On March 18, 1970, New York postal workers went on strike against the U.S. government over wages and working conditions- at that time, the postal service in this country was a cabinet level department known as the Post Office. While the strike gained support nationwide, the workers didn’t win any immediate concessions, it did lead to the forming of unions and an eventual negotiation with the government over contracts.
Later the same year, President Nixon signed the Postal Reorganization Act, which disbanded the Post Office and created an independent entity, the United States Postal Service, which took effect in July of 1971. This made the Postal Service a government-run corporation instead of an actual government department. This also meant it was self-supporting, with no public money to help support it.
Then came the Reagan years, and like so many other things we’ve discussed recently, they didn’t bode well for the Postal Service. His administration’s report from 1988, Privatization: Toward More Effective Government, recommended that the Postal Service more actively pursue contracting out opportunities in all of its functions. At the same time, the Postal Service released the USPS Procurement Manual, which made it easier for management to outsource without worrying about “full and open competition.”
The Postal Service had $12 billion in outside contracts in 2010, with the largest being FedEx (those FedEx boxes outside the post office? Yep- that was part of the outsourcing due to the new procurement manual). And, because it’s outsourced so many of its functions, the quality of the service has suffered; the classic “too many cooks” syndrome.Then, the icing on the cake. In 2006, Congress passed the Postal Accountability and Enhancement Act of 2006. This law requires the Postal Service to prefund parts of their employee pension fund for seventy five years into the future; something that neither any government entity or privately held corporation needs to do. This, of course, has led to budget shortfalls and the Postal Service losing money. The proposed solution? In 2011, the Postmaster General stated that the Postal Service will close half of its 32,000 post offices over the next few years, selling off the old buildings. He also proposed stopping Saturday mail delivery as a necessary cost reduction.
But, you might ask, why all this focus on the Postal Service. The answer’s simple- the Postal Workers Union. The Postal Service is the third largest employer in the nation after the Federal government and WalMart, and it’s the largest unionized employer. Breaking the union’s always been the main goal behind all this focus.

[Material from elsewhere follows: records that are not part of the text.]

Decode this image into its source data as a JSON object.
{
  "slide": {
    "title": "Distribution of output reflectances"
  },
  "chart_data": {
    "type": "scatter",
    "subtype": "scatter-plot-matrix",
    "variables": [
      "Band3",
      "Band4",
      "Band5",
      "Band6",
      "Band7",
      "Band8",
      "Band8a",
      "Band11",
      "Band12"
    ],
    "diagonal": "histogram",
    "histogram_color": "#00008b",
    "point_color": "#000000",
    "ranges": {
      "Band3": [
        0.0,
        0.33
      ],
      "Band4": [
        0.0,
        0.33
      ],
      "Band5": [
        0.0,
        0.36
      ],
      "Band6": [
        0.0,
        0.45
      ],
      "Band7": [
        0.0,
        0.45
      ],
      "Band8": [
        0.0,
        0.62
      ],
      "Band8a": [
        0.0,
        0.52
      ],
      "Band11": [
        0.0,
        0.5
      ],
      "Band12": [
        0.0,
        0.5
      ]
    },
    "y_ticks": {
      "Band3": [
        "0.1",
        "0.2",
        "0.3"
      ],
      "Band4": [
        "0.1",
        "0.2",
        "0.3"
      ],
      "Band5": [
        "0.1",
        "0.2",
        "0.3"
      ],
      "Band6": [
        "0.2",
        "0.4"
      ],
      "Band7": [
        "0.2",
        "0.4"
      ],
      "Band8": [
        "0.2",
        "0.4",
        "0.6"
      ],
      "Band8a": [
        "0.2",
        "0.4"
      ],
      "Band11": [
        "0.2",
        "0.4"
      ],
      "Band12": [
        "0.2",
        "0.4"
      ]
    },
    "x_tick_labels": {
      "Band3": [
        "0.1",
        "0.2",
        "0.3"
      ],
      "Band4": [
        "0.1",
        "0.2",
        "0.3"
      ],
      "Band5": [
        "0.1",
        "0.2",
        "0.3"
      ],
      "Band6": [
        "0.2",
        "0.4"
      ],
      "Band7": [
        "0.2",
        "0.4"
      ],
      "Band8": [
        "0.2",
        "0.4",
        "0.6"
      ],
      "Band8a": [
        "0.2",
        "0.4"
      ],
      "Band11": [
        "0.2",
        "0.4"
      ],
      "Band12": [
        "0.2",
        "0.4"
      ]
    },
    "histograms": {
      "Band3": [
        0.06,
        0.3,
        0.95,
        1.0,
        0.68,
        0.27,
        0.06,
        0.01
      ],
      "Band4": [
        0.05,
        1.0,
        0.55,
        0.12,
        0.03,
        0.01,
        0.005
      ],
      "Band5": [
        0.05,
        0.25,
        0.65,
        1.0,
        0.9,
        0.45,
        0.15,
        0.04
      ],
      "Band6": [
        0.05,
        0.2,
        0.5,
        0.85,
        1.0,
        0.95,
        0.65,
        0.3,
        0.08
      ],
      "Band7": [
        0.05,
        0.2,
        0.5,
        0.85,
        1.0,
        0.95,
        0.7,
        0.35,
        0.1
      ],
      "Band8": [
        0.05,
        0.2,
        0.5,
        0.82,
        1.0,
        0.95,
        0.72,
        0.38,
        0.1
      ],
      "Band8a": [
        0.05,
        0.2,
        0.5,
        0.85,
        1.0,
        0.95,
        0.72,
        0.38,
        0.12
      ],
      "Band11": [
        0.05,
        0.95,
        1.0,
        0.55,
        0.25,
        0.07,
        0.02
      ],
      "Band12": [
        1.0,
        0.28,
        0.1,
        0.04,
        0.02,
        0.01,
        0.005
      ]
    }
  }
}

Which brings us to now. Earlier this year, Staples and the USPS announced a deal, where postal service offices would be placed in selected Staples locations, and if successful, would spread to more locations. The catch? The locations would be staffed by Staples employees, and not Postal Service employees. For obvious reasons, this doesn’t sit well with the union.
Occupy World Writes stands in solidarity with the American Postal Workers Union. We call on Staples to respect the union and its members, and we call on Congress to stop imposing the undue and unique hardship that the pension funding requirements places on the USPS. We categorically reject any further moves towards privatization of the Postal Service. The postal service in this country was once a model for the whole world; its duties are even defined in the Constitution. But these days, we and Somalia are the only countries where the postal system isn’t underwritten by the government; the Founding Fathers would be screaming bloody murder over what we’ve done to it.